Education Minister Jeffrey Lloyd.
By KHRISNA RUSSELL
Deputy Chief Reporter
WITH less than three weeks until public schools reopen, Education Minister Jeff Lloyd said those facilities needing critical repairs are about 75 percent complete.
According to the minister yesterday, contractors have assured him the work will be done to meet the opening of schools on September 2.
“I am checking on the schools every single day and I am very satisfied that the contractors are on schedule in some instances ahead of schedule,” the South Beach MP said outside Cabinet. “So I am very very pleased about that.
“You will remember that there are nine New Providence schools which are in (a) critical state and those contractors are doing an extraordinary job. As a matter of fact we are approximately three weeks away from the opening of school and generally those nine schools are in the neighbourhood of 75 per cent ready, completed in terms of repairs.”
Responding to concerns that the completion timeline was ambitious, Mr Lloyd said: “It is ambitious. It is not a criticism. I accept that it is ambitious but because of the nature of the repairs and because of the time frame, that is why we were very selective in those contractors (making sure that they were) people capable of doing it who can mount the required resources who didn’t need mobilisation in order to get started and those nine contractors (are) very experienced. They have worked for the Ministry of Education, the government and the Ministry of Works over many years - very experienced, very capable and that’s why they were chosen to execute this critical work and I can assure you can go and visit.
“Many of those schools were in such dire straits in terms of disrepair that they were a safety threat to our people.”
He said the progress was the same in the Family Islands with the exception of Exuma where there was a later start.
Overall, he said the ministry did not have to seek additional funding to complete repairs to every school in the country. “We had those $45m in our budget (so)we just reallocated them to deal with the more critical repairs,” he explained.
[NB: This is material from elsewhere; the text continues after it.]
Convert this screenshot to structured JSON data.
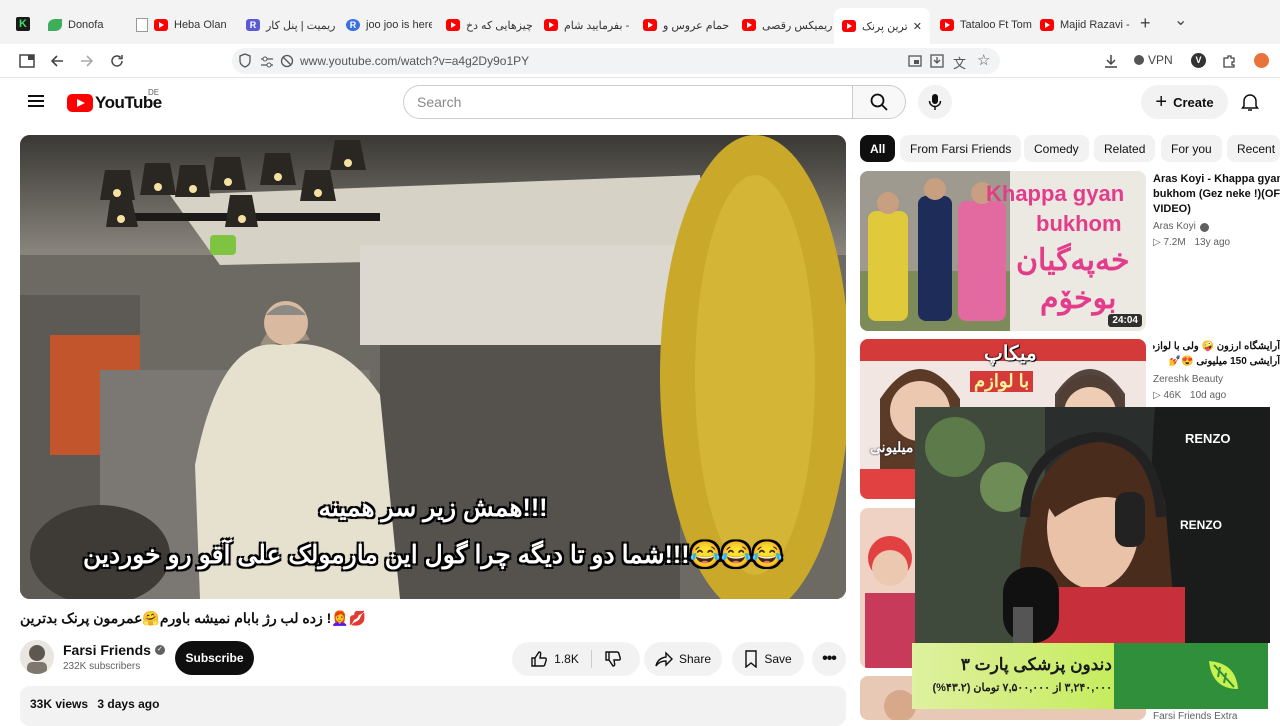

Late last month, Mr Lloyd said $9m had been budgeted to complete critical works to nine schools.
Of the nine “critical” schools requiring renovations, Mr Lloyd noted at the time that CI Gibson Senior High School, CH Reeves, LW Young and DW Davis Junior High Schools are in the most “serious” state of disrepair.
The price tag for the repairs was up from the $7.2m figure he identified to reporters previously.
Meanwhile, Bahamas Union of Teachers President Belinda Wilson yesterday expressed her doubts the repairs would be finished in time for the new school term.
“I’m not optimistic that in three weeks time, when schools reopen that these schools will be ready,” she told reporters.
Mrs Wilson called for alternate sites to be identified in the event the repairs are not completed.
As for negotiations with the BUT, Mr Lloyd said they were back on track.
“This is the stage now that is most critical - the money stage and they are at the Ministry of Finance in discussions with the financial secretary and the deputy prime minister and the minister of finance definitely,” Mr Lloyd said.